Fish oil is a dietary supplement that contains DHA and EPA, both Omega 3 fatty acids. Marla Ahlgrimm explains that Western diets are historically lower in these nutrients than in countries like Japan, for instance, where heart disease is much less prevalent. Omega 3s are believed to improve a number of medical issues including:

Coronary heart disease – Marla Ahlgrimm reports that there is strong evidence backing the claim that Omega 3s can help lower a person’s risk of sudden heart failure. According to the Mayo Clinic, insufficient levels of EPA and DHA are linked to coronary heart disease.

Rheumatoid arthritis – Though more research is still needed to confirm the benefit of Omega 3s where RA is concerned, Marla Ahlgrimm points out that several studies have linked fish oil to reduced joint tenderness.

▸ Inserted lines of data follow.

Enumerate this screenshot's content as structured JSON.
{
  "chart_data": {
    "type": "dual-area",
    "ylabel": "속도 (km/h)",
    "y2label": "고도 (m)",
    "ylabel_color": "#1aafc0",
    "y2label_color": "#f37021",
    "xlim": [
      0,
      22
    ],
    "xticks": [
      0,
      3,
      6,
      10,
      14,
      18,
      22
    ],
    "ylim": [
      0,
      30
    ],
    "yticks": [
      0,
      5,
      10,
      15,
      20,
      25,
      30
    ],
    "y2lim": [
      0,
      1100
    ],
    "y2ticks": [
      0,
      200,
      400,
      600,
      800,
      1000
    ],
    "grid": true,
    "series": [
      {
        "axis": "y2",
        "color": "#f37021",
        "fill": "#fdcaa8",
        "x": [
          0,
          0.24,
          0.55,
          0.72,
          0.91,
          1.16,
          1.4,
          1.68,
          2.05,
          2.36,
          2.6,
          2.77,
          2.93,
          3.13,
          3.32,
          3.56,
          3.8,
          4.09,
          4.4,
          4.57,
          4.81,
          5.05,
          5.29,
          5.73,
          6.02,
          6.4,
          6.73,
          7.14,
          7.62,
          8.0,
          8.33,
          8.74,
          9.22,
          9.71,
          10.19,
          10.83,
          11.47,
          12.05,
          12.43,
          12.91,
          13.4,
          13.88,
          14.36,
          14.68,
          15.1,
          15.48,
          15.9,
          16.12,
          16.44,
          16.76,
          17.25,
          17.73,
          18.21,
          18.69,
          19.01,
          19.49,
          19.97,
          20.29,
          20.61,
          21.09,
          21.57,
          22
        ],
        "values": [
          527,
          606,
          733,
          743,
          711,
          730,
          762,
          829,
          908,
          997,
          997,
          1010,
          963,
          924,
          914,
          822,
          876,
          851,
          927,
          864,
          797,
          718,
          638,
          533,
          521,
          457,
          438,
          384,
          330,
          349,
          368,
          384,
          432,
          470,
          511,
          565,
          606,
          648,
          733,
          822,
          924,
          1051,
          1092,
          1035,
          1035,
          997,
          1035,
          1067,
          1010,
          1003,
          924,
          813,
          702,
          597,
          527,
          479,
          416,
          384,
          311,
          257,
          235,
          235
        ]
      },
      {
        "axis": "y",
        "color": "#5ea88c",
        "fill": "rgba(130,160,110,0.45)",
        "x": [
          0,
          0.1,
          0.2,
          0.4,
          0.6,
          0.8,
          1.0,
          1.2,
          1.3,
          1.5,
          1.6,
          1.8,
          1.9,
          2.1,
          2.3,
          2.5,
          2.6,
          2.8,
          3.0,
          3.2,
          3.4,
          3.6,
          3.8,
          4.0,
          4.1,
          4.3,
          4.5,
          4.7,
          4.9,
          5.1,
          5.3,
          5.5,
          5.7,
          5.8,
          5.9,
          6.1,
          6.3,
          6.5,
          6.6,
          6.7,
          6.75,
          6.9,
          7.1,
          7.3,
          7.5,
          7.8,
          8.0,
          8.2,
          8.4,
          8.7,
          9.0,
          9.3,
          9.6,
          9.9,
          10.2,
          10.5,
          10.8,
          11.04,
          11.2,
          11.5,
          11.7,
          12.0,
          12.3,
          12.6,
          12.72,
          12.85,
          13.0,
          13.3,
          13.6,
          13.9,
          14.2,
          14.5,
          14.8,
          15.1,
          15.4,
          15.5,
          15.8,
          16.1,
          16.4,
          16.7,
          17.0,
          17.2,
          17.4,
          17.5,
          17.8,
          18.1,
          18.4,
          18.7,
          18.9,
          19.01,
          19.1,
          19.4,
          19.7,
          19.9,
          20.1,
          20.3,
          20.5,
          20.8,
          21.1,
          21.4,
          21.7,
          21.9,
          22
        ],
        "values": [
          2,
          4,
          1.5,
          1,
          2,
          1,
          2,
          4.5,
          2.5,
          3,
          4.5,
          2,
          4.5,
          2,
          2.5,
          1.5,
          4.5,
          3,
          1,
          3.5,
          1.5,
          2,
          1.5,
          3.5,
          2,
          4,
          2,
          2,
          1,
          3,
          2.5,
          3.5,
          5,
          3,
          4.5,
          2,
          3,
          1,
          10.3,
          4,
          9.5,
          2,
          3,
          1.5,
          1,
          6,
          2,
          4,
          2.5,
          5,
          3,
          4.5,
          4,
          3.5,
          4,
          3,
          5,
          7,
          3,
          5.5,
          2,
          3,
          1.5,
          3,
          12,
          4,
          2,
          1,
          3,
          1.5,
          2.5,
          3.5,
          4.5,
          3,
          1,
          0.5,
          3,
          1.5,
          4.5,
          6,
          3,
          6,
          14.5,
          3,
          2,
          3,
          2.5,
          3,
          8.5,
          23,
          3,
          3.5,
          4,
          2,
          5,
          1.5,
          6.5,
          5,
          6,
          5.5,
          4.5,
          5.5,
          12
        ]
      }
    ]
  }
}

Fish oil appears to be an effective contribution to the relief of RA when taken for at least three months.

Abnormal heart rhythms – According to Marla Ahlgrimm, there is promising evidence that supplementing a healthy diet with Omega 3s may work to lower the risk of abnormal heart rhythm in younger adults.

Allergies, cancer, depression, aggression, high cholesterol, antisocial personality disorder, menopause, anxiety, asthma, sickle cell disease – Limited research involving fish oil have offered hope that Omega 3s may assist in the treatment of these disorders but more studies are needed to prove a concrete link, says Marla Ahlgrimm.

Those who do not want to take supplements may benefit from eating fish at least once a week. Wild caught salmon is an especially health-conscious choice as it contains plenty of Omega 3 fatty acids and is an excellent source of potassium, pantothenic acid, and choline.